Said O'Keefe, "As I stated previously in CB6 public discussion, I am in favor of legal and safe cannabis, and that is as put forward in the 2021 Marijuana Regulation and Taxation Act and in other constitutional rules and regulations....We need to mitigate risk for business owners and we're here to support those business owners... I personally support small business owners and feel for you... You have to speak truth to power sometimes, and I'm speaking truth to the OCM."
OCM granted Urban Leaf a license and the store was opened in April 2024 after the business had signed a ten-year lease on the retail space. Many New York cannabis shops' leases are for terms well beyond OCM's two-year licenses, with the expectation that the license would continue to be renewed. But if a business was found to be in non-compliance, what recourse will it have if the business collapsed when forced to make lease payments?
That was one of the questions O'Keefe posed to Chris Alexander in January 2024 when the two met in Kips Bay three months before Urban Leaf's opening. Alexander was the OCM's executive director from the agency's launch until his resignation from the agency in May 2024.
Alexander listened to O'Keefe's concerns about potential financial risk to multiple cannabis licensees because of the legal proximity problem. OCM did not stop its proximity misguidance during Alexander's tenure. The governor replaced him with Reid (above) as acting executive director.
Last week, the OCM audit concurred with O'Keefe's proximity analysis. In a live Spectrum News New York 1 interview on July 30, Hochul (below with O'Keefe in March), said that previous OCM leadership "had applied the law incorrectly. But I don't think it should be borne on the backs of these people — so many of them, their life savings, they're going to these businesses. They've worked hard to go through the lengthy process to be licensed and then to have a location. So I have said we are going to stand up for them."
Last night, Spectrum News 1 state reporter Kate Lisa dropped a story about last week's proximity news, "an error that sent retailers into chaos... At least six people familiar with conversations between Hochul’s office and OCM say the governor directed top staff in April to research and work on issues with the proximity rule."
Lisa's piece includes an interview with Alexander. Said the former OCM chief, "This policy, if effectuated, will collapse New York's cannabis market — period."

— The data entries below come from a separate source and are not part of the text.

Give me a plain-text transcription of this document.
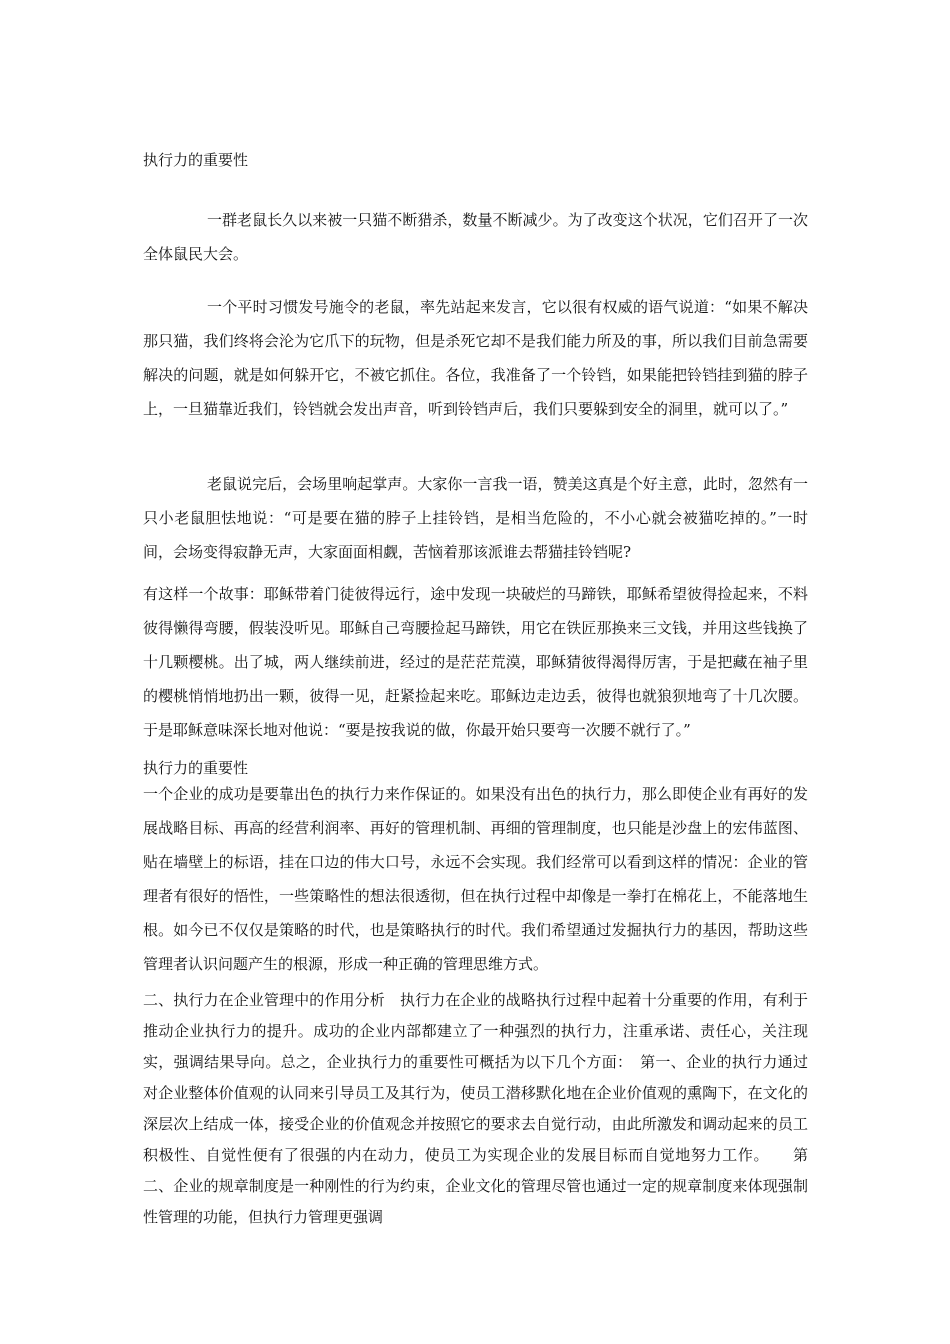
执行力的重要性

一群老鼠长久以来被一只猫不断猎杀，数量不断减少。为了改变这个状况，它们召开了一次全体鼠民大会。

一个平时习惯发号施令的老鼠，率先站起来发言，它以很有权威的语气说道：“如果不解决那只猫，我们终将会沦为它爪下的玩物，但是杀死它却不是我们能力所及的事，所以我们目前急需要解决的问题，就是如何躲开它，不被它抓住。各位，我准备了一个铃铛，如果能把铃铛挂到猫的脖子上，一旦猫靠近我们，铃铛就会发出声音，听到铃铛声后，我们只要躲到安全的洞里，就可以了。”

老鼠说完后，会场里响起掌声。大家你一言我一语，赞美这真是个好主意，此时，忽然有一只小老鼠胆怯地说：“可是要在猫的脖子上挂铃铛，是相当危险的，不小心就会被猫吃掉的。”一时间，会场变得寂静无声，大家面面相觑，苦恼着那该派谁去帮猫挂铃铛呢?

有这样一个故事：耶稣带着门徒彼得远行，途中发现一块破烂的马蹄铁，耶稣希望彼得捡起来，不料彼得懒得弯腰，假装没听见。耶稣自己弯腰捡起马蹄铁，用它在铁匠那换来三文钱，并用这些钱换了十几颗樱桃。出了城，两人继续前进，经过的是茫茫荒漠，耶稣猜彼得渴得厉害，于是把藏在袖子里的樱桃悄悄地扔出一颗，彼得一见，赶紧捡起来吃。耶稣边走边丢，彼得也就狼狈地弯了十几次腰。于是耶稣意味深长地对他说：“要是按我说的做，你最开始只要弯一次腰不就行了。”

执行力的重要性

一个企业的成功是要靠出色的执行力来作保证的。如果没有出色的执行力，那么即使企业有再好的发展战略目标、再高的经营利润率、再好的管理机制、再细的管理制度，也只能是沙盘上的宏伟蓝图、贴在墙壁上的标语，挂在口边的伟大口号，永远不会实现。我们经常可以看到这样的情况：企业的管理者有很好的悟性，一些策略性的想法很透彻，但在执行过程中却像是一拳打在棉花上，不能落地生根。如今已不仅仅是策略的时代，也是策略执行的时代。我们希望通过发掘执行力的基因，帮助这些管理者认识问题产生的根源，形成一种正确的管理思维方式。

二、执行力在企业管理中的作用分析　执行力在企业的战略执行过程中起着十分重要的作用，有利于推动企业执行力的提升。成功的企业内部都建立了一种强烈的执行力，注重承诺、责任心，关注现实，强调结果导向。总之，企业执行力的重要性可概括为以下几个方面：　第一、企业的执行力通过对企业整体价值观的认同来引导员工及其行为，使员工潜移默化地在企业价值观的熏陶下，在文化的深层次上结成一体，接受企业的价值观念并按照它的要求去自觉行动，由此所激发和调动起来的员工积极性、自觉性便有了很强的内在动力，使员工为实现企业的发展目标而自觉地努力工作。　　第二、企业的规章制度是一种刚性的行为约束，企业文化的管理尽管也通过一定的规章制度来体现强制性管理的功能，但执行力管理更强调
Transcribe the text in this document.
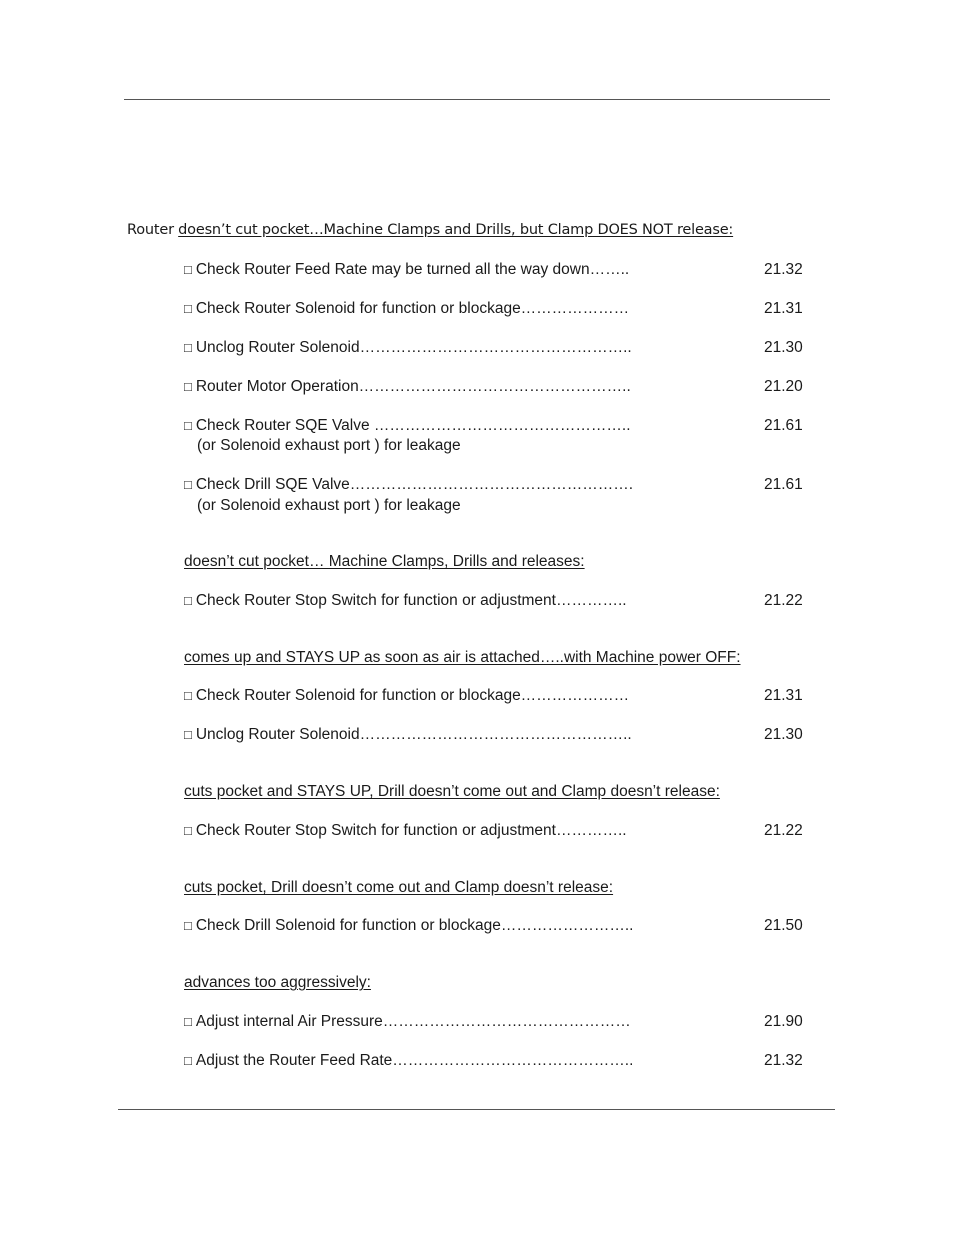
Router doesn’t cut pocket…Machine Clamps and Drills, but Clamp DOES NOT release:
□ Check Router Feed Rate may be turned all the way down……..	21.32
□ Check Router Solenoid for function or blockage…………………	21.31
□ Unclog Router Solenoid……………………………………………..	21.30
□ Router Motor Operation……………………………………………..	21.20
□ Check Router SQE Valve …………………………………………..	21.61
(or Solenoid exhaust port ) for leakage
□ Check Drill SQE Valve……………………………………………….	21.61
(or Solenoid exhaust port ) for leakage
doesn’t cut pocket… Machine Clamps, Drills and releases:
□ Check Router Stop Switch for function or adjustment…………..	21.22
comes up and STAYS UP as soon as air is attached…..with Machine power OFF:
□ Check Router Solenoid for function or blockage…………………	21.31
□ Unclog Router Solenoid……………………………………………..	21.30
cuts pocket and STAYS UP, Drill doesn’t come out and Clamp doesn’t release:
□ Check Router Stop Switch for function or adjustment…………..	21.22
cuts pocket, Drill doesn’t come out and Clamp doesn’t release:
□ Check Drill Solenoid for function or blockage……………………..	21.50
advances too aggressively:
□ Adjust internal Air Pressure…………………………………………	21.90
□ Adjust the Router Feed Rate………………………………………..	21.32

Last Thursday in a CB6 Business Affairs and Licensing Committee meeting, O'Keefe presented a 90-second version of the Midtown East cautionary tale. He concluded, "Let's not rubber stamp votes, especially when it involves new state regulatory agencies, especially those that were in charge of — as the governor has said about the cannabis rollout — 'a disaster.'"

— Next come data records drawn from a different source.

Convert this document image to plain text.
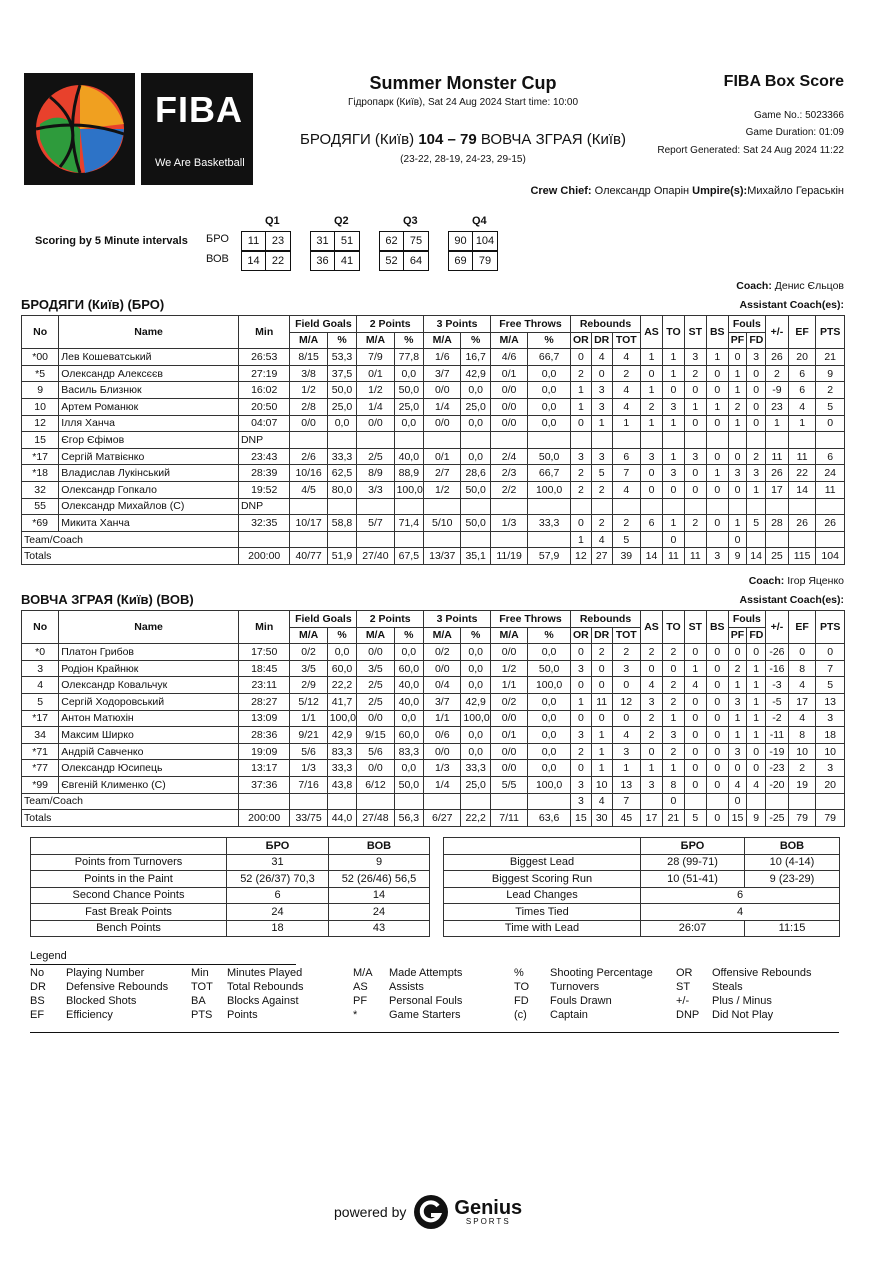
FIBA
We Are Basketball
Summer Monster Cup
Гідропарк (Київ), Sat 24 Aug 2024 Start time: 10:00
БРОДЯГИ (Київ) 104 – 79 ВОВЧА ЗГРАЯ (Київ)
(23-22, 28-19, 24-23, 29-15)
FIBA Box Score
Game No.: 5023366
Game Duration: 01:09
Report Generated: Sat 24 Aug 2024 11:22
Crew Chief: Олександр Опарін Umpire(s):Михайло Гераськін
Scoring by 5 Minute intervals
Q1	Q2	Q3	Q4
БРО	11	23	31	51	62	75	90 104
ВОВ	14	22	36	41	52	64	69	79
Coach: Денис Єльцов
БРОДЯГИ (Київ) (БРО)	Assistant Coach(es):
No	Name	Min	Field Goals		2 Points		3 Points		Free Throws		Rebounds			AS	TO	ST	BS	Fouls		+/-	EF	PTS
			M/A	%	M/A	%	M/A	%	M/A	%	OR	DR	TOT					PF	FD			
*00	Лев Кошеватський	26:53	8/15	53,3	7/9	77,8	1/6	16,7	4/6	66,7	0	4	4	1	1	3	1	0	3	26	20	21
*5	Олександр Алексєєв	27:19	3/8	37,5	0/1	0,0	3/7	42,9	0/1	0,0	2	0	2	0	1	2	0	1	0	2	6	9
9	Василь Близнюк	16:02	1/2	50,0	1/2	50,0	0/0	0,0	0/0	0,0	1	3	4	1	0	0	0	1	0	-9	6	2
10	Артем Романюк	20:50	2/8	25,0	1/4	25,0	1/4	25,0	0/0	0,0	1	3	4	2	3	1	1	2	0	23	4	5
12	Ілля Ханча	04:07	0/0	0,0	0/0	0,0	0/0	0,0	0/0	0,0	0	1	1	1	1	0	0	1	0	1	1	0
15	Єгор Єфімов	DNP																				
*17	Сергій Матвієнко	23:43	2/6	33,3	2/5	40,0	0/1	0,0	2/4	50,0	3	3	6	3	1	3	0	0	2	11	11	6
*18	Владислав Лукінський	28:39	10/16	62,5	8/9	88,9	2/7	28,6	2/3	66,7	2	5	7	0	3	0	1	3	3	26	22	24
32	Олександр Гопкало	19:52	4/5	80,0	3/3	100,0	1/2	50,0	2/2	100,0	2	2	4	0	0	0	0	0	1	17	14	11
55	Олександр Михайлов (С)	DNP																				
*69	Микита Ханча	32:35	10/17	58,8	5/7	71,4	5/10	50,0	1/3	33,3	0	2	2	6	1	2	0	1	5	28	26	26
Team/Coach											1	4	5		0			0				
Totals		200:00	40/77	51,9	27/40	67,5	13/37	35,1	11/19	57,9	12	27	39	14	11	11	3	9	14	25	115	104
Coach: Ігор Яценко
ВОВЧА ЗГРАЯ (Київ) (ВОВ)	Assistant Coach(es):
No	Name	Min	Field Goals		2 Points		3 Points		Free Throws		Rebounds			AS	TO	ST	BS	Fouls		+/-	EF	PTS
			M/A	%	M/A	%	M/A	%	M/A	%	OR	DR	TOT					PF	FD			
*0	Платон Грибов	17:50	0/2	0,0	0/0	0,0	0/2	0,0	0/0	0,0	0	2	2	2	2	0	0	0	0	-26	0	0
3	Родіон Крайнюк	18:45	3/5	60,0	3/5	60,0	0/0	0,0	1/2	50,0	3	0	3	0	0	1	0	2	1	-16	8	7
4	Олександр Ковальчук	23:11	2/9	22,2	2/5	40,0	0/4	0,0	1/1	100,0	0	0	0	4	2	4	0	1	1	-3	4	5
5	Сергій Ходоровський	28:27	5/12	41,7	2/5	40,0	3/7	42,9	0/2	0,0	1	11	12	3	2	0	0	3	1	-5	17	13
*17	Антон Матюхін	13:09	1/1	100,0	0/0	0,0	1/1	100,0	0/0	0,0	0	0	0	2	1	0	0	1	1	-2	4	3
34	Максим Ширко	28:36	9/21	42,9	9/15	60,0	0/6	0,0	0/1	0,0	3	1	4	2	3	0	0	1	1	-11	8	18
*71	Андрій Савченко	19:09	5/6	83,3	5/6	83,3	0/0	0,0	0/0	0,0	2	1	3	0	2	0	0	3	0	-19	10	10
*77	Олександр Юсипець	13:17	1/3	33,3	0/0	0,0	1/3	33,3	0/0	0,0	0	1	1	1	1	0	0	0	0	-23	2	3
*99	Євгеній Клименко (С)	37:36	7/16	43,8	6/12	50,0	1/4	25,0	5/5	100,0	3	10	13	3	8	0	0	4	4	-20	19	20
Team/Coach											3	4	7		0			0				
Totals		200:00	33/75	44,0	27/48	56,3	6/27	22,2	7/11	63,6	15	30	45	17	21	5	0	15	9	-25	79	79
	БРО	ВОВ
Points from Turnovers	31	9
Points in the Paint	52 (26/37) 70,3	52 (26/46) 56,5
Second Chance Points	6	14
Fast Break Points	24	24
Bench Points	18	43
	БРО	ВОВ
Biggest Lead	28 (99-71)	10 (4-14)
Biggest Scoring Run	10 (51-41)	9 (23-29)
Lead Changes	6	
Times Tied	4	
Time with Lead	26:07	11:15
Legend
No Playing Number	Min Minutes Played	M/A Made Attempts	% Shooting Percentage OR Offensive Rebounds
DR Defensive Rebounds TOT Total Rebounds	AS Assists	TO Turnovers	ST Steals
BS Blocked Shots	BA Blocks Against	PF Personal Fouls	FD Fouls Drawn	+/- Plus / Minus
EF Efficiency	PTS Points	*	Game Starters	(c) Captain	DNP Did Not Play
powered by Genius
SPORTS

In the meeting, New York State Assembly Member Alex Bores told the community members in attendance, "We are going to have really difficult conversations going forward for entrepreneurs that have opened locations in violation of the law but who were told by the government that it was a valid place. That is not a situation that is easy to rectify. And a number of these people have gone into extreme debt in order to open their stores."
Bores continued, "OCM in the notice about this change actually included the phone number of the suicide hotline — that is the level that they are expecting needs to be addressed here. So this will be a really serious challenge for the existing entrepreneurs.
"I want to find a way to ensure that they are made whole for mistakes that weren't theirs, that were government mistakes, but still living up the spirIt of the law and letter of the law, and not having communities suffer and not having these locations very near schools."
Two days ago, Reid sent a letter to those who have received her July 28 notice. She wrote,“I want to reassure each of you that Governor Hochul understands the injustice to impacted businesses in how previous OCM leadership set in place a practice that did not comply with Cannabis Law. The governor is committed to fighting for impacted cannabis businesses."